Czułam zimny dreszcz, gdy przekraczałam próg, ale ku mojemu zdziwieniu nie uczynił nic, co mogłoby wskazywać na złe zamiary. Znalazłam się w skromnym gabinecie albo jak on to nazwał komisariacie. Podszedł do kontuaru szperając w tonach papieru.
-Jakaś konkretna?
-Wybrzeża zatokowego.
-Nie będę takiej miał….. A może całych Stanów?
-Niech będzie- wysiliłam się na lekki ton, walcząc z moją własną paranoją.

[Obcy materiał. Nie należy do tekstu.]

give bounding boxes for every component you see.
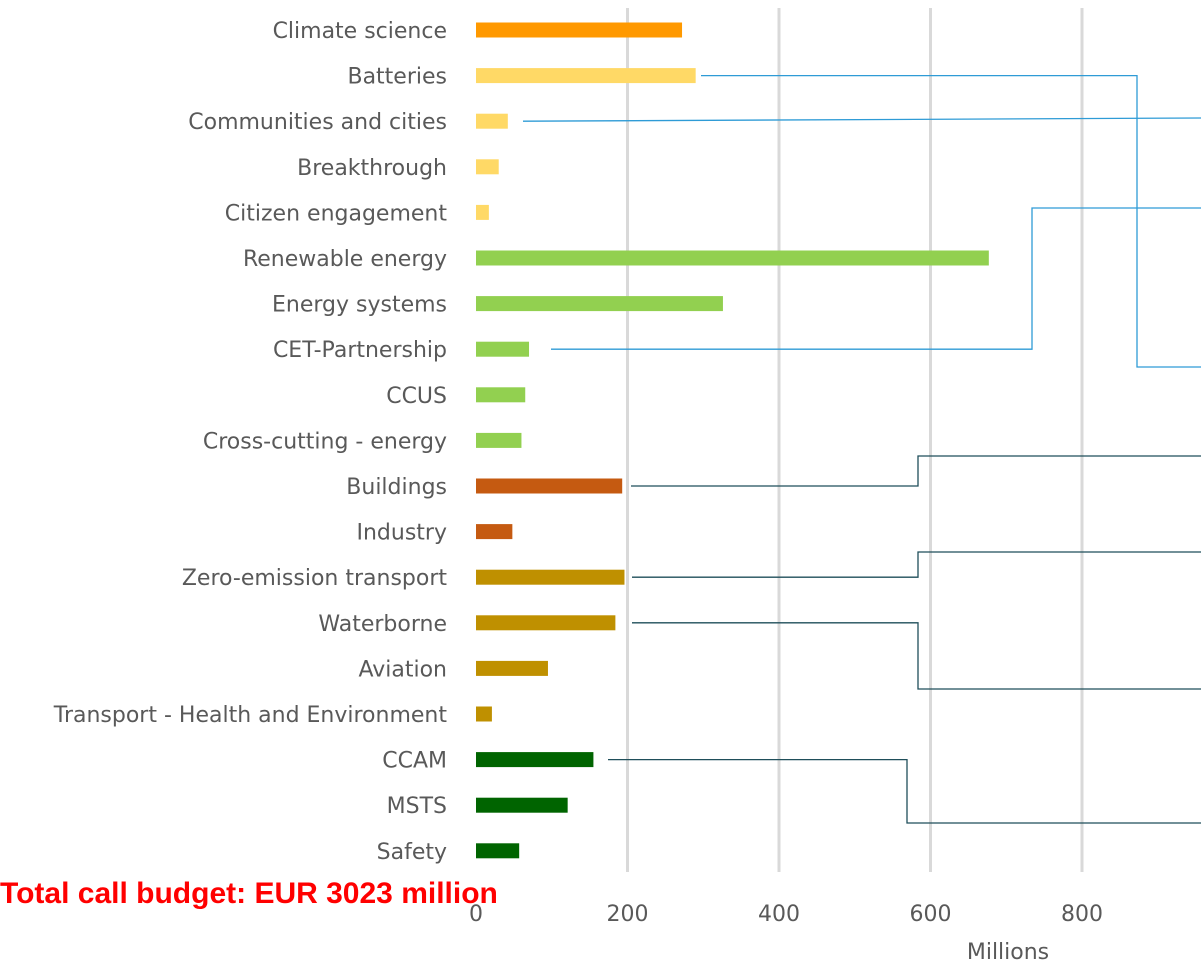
category-label-citizen-engagement: Citizen engagement — [225, 201, 448, 226]
bar-ccus — [476, 387, 526, 403]
category-label-msts: MSTS — [387, 794, 447, 819]
category-label-ccus: CCUS — [386, 384, 447, 409]
x-tick-label: 0 — [469, 902, 483, 927]
x-tick-label: 600 — [910, 902, 952, 927]
category-label-communities-and-cities: Communities and cities — [188, 110, 447, 135]
connector-ccam — [608, 758, 1201, 824]
category-label-waterborne: Waterborne — [318, 612, 447, 637]
category-label-batteries: Batteries — [347, 65, 447, 90]
bar-communities-and-cities — [476, 113, 508, 129]
bar-climate-science — [476, 22, 683, 38]
category-label-climate-science: Climate science — [273, 19, 447, 44]
category-label-ccam: CCAM — [382, 749, 447, 774]
category-label-cet-partnership: CET-Partnership — [273, 338, 447, 363]
bar-safety — [476, 843, 520, 859]
gridlines — [626, 8, 1084, 872]
connector-waterborne — [632, 622, 1201, 690]
category-label-breakthrough: Breakthrough — [297, 156, 447, 181]
category-label-energy-systems: Energy systems — [272, 293, 447, 318]
category-label-buildings: Buildings — [346, 475, 447, 500]
bar-cet-partnership — [476, 341, 530, 357]
bar-energy-systems — [476, 296, 723, 312]
x-tick-label: 400 — [758, 902, 800, 927]
bar-buildings — [476, 478, 623, 494]
category-label-zero-emission-transport: Zero-emission transport — [182, 566, 448, 591]
bar-renewable-energy — [476, 250, 989, 266]
bar-msts — [476, 797, 568, 813]
bar-cross-cutting-energy — [476, 432, 522, 448]
category-labels: Climate science Batteries Communities and … — [53, 19, 448, 865]
category-label-renewable-energy: Renewable energy — [243, 247, 447, 272]
x-axis-tick-labels: 0 200 400 600 800 — [469, 902, 1103, 927]
connector-buildings — [631, 455, 1201, 487]
connector-batteries — [701, 74, 1201, 368]
total-budget-note: Total call budget: EUR 3023 million — [0, 877, 498, 910]
category-label-transport-health-and-environment: Transport - Health and Environment — [53, 703, 448, 728]
bar-transport-health-and-environment — [476, 706, 492, 722]
connector-lines — [522, 74, 1201, 824]
connector-communities-and-cities — [522, 117, 1201, 122]
bar-aviation — [476, 660, 548, 676]
bars — [476, 22, 989, 859]
connector-cet-partnership — [551, 207, 1201, 350]
axis-unit-label: Millions — [967, 940, 1049, 965]
bar-ccam — [476, 752, 594, 768]
bar-industry — [476, 524, 513, 540]
bar-waterborne — [476, 615, 616, 631]
bar-zero-emission-transport — [476, 569, 625, 585]
bar-citizen-engagement — [476, 204, 489, 220]
bar-breakthrough — [476, 159, 499, 175]
category-label-aviation: Aviation — [358, 657, 447, 682]
x-tick-label: 800 — [1061, 902, 1103, 927]
category-label-safety: Safety — [377, 840, 447, 865]
category-label-cross-cutting-energy: Cross-cutting - energy — [203, 429, 447, 454]
connector-zero-emission-transport — [632, 551, 1201, 578]
category-label-industry: Industry — [357, 521, 448, 546]
x-tick-label: 200 — [607, 902, 649, 927]
bar-batteries — [476, 68, 696, 84]
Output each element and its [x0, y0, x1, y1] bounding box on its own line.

-Proszę- Podał mi złożony dokument.- Czy mogę jeszcze w jakiś sposób pomóc,…?
-Lizzy.
Zdobył się na zmęczony uśmiech.
-Czy mogę jeszcze w jakiś sposób pomóc, Lizzy?
-Nie sadzę- odparłam, biorąc mapę.- Do widzenia i dziękuję, panu- rzuciłam, nie czekając na odpowiedź.
Szybkim krokiem ruszyłam główną droga, aby wydostać się z miasteczka, zanim zaczęłyby się pytania. Dopiero koło południa zrobiłam sobie krótki postój, siadając w cieniu drzew. Napiłam się i zjadłam małą rację, gdyż zdecydowałam się nie odwiedzać miast. Wyciągnęłam mapę i odszukałam na niej Long Island. Miałam duży kawał drogi przed sobą. Wyznaczyłam sobie trasę do wieczora i podążyłam dalej. Nie interesowały mnie widoki. Skupiałam się tylko na tym, aby nie zgubić drogi. Nagle przede mną usłyszałam trzask gałęzi. Poczułam falę adrenaliny, która wypełniła moje żyły. Gdyby to było zwierze usłyszałabym dalsze hałasy, ale wokół zapanowała okropna cisza. Niby od niechcenia poprawiłam pasek z nożem, kiedy z krzaków wyszło kilku niedorostków.
-Kogo my tu mamy?- wycharczał wyższy, wyszczerzając się w lubieżnych uśmiechu.
Spróbowałam ich obejść, ale barczysty szatyn złapał mnie za nadgarstek.
-Nie chcę kłopotów- mruknęłam.
: Carl!
-Słuchaj, ona nie chce kłopotów- zaśmiał się jego niższy kolega.- Ale my chcemy się tylko zabawić, maleńka.
: Carl, pomocy!
Napięłam mięśnie i uderzyłam go w pierś, kiedy do mnie się zbliżył. Zakrztusił się i upadł na plecy, tracąc oddech.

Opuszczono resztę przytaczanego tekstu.